Speaking to journalists yesterday in Clara Town during a disconnection campaign that affected 250 homes across Montserrado County, Mr. Sackor said the exercise would benefit customers in Monrovia and its environs disconnected over a year ago.
According to Director Sackor, the new management intends to make LEC more accessible by increase connections. He expressed hope that Liberians will appreciate the LEC’s improved services. “We want to make sure that you can buy current anytime of the night,” he said.
“We intend to reduce cost but this is just the first 22 megawatts. We are observing the dry season and later the rainy season; and will make the determination after more homes have been connected.”

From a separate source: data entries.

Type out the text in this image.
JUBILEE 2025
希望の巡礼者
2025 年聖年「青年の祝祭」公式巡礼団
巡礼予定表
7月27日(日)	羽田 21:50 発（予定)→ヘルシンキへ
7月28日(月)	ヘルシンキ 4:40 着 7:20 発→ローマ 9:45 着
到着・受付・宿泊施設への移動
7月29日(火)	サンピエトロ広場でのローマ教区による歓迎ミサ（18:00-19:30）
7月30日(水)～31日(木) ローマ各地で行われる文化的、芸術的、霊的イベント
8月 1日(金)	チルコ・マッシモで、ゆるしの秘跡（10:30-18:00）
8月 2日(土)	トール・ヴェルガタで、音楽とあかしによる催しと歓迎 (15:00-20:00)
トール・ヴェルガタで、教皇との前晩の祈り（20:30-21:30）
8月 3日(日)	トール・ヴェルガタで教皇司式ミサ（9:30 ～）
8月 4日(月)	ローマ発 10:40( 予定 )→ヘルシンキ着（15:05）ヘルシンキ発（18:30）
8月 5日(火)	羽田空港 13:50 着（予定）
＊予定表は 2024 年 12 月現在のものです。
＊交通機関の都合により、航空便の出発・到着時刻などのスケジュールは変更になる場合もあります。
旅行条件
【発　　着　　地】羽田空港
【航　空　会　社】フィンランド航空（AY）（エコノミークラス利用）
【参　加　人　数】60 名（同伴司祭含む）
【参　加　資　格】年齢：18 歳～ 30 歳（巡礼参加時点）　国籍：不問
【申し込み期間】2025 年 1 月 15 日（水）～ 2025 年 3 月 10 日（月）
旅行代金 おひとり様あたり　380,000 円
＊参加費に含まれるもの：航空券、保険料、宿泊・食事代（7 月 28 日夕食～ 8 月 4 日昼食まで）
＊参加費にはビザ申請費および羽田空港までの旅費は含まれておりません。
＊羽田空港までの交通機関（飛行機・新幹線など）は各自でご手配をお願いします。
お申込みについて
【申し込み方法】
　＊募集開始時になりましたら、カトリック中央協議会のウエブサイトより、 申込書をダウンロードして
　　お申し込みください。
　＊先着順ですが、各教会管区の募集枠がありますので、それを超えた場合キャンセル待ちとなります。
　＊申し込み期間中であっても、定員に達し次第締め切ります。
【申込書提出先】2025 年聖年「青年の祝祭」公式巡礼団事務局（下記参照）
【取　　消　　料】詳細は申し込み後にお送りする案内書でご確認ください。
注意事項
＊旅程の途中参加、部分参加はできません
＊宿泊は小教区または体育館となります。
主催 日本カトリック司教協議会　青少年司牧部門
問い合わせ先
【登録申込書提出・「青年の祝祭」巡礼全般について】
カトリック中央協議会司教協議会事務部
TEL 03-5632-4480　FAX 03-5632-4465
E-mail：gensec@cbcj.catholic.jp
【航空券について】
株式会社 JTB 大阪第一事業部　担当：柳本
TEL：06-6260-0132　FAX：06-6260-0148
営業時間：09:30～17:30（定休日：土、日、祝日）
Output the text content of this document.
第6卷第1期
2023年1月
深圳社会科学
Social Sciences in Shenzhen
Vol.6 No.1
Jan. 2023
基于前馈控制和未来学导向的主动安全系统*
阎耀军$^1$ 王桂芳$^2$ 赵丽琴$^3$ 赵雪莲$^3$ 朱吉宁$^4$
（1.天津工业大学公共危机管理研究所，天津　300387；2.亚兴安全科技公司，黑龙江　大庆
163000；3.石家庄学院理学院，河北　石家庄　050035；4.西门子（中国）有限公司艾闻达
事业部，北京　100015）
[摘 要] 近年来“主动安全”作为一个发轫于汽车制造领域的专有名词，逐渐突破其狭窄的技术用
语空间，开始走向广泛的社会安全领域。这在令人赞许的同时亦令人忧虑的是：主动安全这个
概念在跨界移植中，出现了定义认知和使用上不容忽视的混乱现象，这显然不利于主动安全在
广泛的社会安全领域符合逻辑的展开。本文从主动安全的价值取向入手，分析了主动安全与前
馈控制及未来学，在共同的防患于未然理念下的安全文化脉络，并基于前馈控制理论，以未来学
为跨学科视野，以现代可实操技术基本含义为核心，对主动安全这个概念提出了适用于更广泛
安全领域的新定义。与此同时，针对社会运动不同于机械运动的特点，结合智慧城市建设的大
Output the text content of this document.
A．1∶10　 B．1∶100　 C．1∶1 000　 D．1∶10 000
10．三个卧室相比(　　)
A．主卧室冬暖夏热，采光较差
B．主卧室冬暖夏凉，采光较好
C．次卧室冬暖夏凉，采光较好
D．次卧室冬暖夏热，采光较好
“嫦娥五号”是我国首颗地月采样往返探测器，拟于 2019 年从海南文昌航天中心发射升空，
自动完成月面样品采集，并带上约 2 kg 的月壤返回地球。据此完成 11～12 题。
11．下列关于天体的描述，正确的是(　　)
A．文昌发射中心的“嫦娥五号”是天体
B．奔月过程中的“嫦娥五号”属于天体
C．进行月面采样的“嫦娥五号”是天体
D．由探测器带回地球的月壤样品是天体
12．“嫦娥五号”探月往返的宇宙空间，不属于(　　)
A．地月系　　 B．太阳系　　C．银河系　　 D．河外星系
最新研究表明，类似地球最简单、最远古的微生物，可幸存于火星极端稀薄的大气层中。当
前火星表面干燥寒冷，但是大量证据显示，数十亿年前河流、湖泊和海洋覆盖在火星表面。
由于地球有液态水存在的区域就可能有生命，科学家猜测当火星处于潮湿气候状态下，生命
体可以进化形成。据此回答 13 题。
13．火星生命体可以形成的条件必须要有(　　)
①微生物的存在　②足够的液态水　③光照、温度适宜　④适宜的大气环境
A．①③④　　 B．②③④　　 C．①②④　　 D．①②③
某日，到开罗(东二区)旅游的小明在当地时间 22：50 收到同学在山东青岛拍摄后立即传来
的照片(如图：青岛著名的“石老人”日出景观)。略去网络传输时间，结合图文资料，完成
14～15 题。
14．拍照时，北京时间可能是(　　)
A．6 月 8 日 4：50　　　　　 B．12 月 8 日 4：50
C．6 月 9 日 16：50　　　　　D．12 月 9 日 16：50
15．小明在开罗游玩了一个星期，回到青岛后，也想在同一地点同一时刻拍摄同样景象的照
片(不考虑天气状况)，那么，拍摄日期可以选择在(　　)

Director Sackor said with the coming of the 22 megawatts, communities will experience on and off power supply and therefore the public must remain calm as the matter will be settled in two to three months leading to a better system.
“We want to prove that Liberians can govern their own affairs. We have competent Liberians at the LEC who are ready to demonstrate and ensure access to affordable power,” he said.
Director Sackor was responding to reports of frequent power outages since the Mt Coffee Hydroelectric Power Plant came online on December 15. There were also reports by residents that they had not been contacted to get the first ‘Big Light’ although they registered for their meters several months ago.
“We have to rehabilitate and connect lines because of complaints from customers that they continue to experience problems with their meters and connections with transmitters,” he said.
“We’ve installed 53 light poles in Raymond Town, and 530 street lights across our network in Monrovia.
“We want to demonstrate LEC’s new management’s commitment to give Liberians the promise to enjoy ‘Big Light.”
Yesterday’s campaign was also initiated to complete the connection of the first 100 customers who had registered and paid for their connections with the LEC, but were still waiting to be connected. There are 700 such customers, who the LEC said will also be connected as soon as possible.
In an earlier statement yesterday, the LEC announced that the process of connecting customers will continue, but that it would take time to get every community connected to enjoy ‘Big Light.’
The LEC called on Liberians to show appreciation that at least after many difficult years, “we have begun a process that eventually will see the entire country enjoy cheap, affordable energy.”
Meanwhile, Director Sackor said the LEC has launched a massive campaign against power theft that affects the corporation’s revenue collection exercise, adding that there is zero tolerance towards it. “We are asking the communities to join or assist us in this fight, because those involved reside within these communities as well,” he said.
Director Sackor, who was accompanied by connectors, noted that power theft was affecting other communities and homes.
“We need revenue to enable us to connect other people, which is paramount to the new management team. You will not feel good if you are paying while others are in the constant habit of stealing power. We can only arrest this when community dwellers provide us with updates,” he pleaded.
Director Sackor meanwhile called on the public to be vigilant in helping to stop power theft, which would afford LEC the opportunity to extend power to other communities.
In 2015 the Liberia Electricity Corporation said it lost an estimated US$1.4 million to power theft.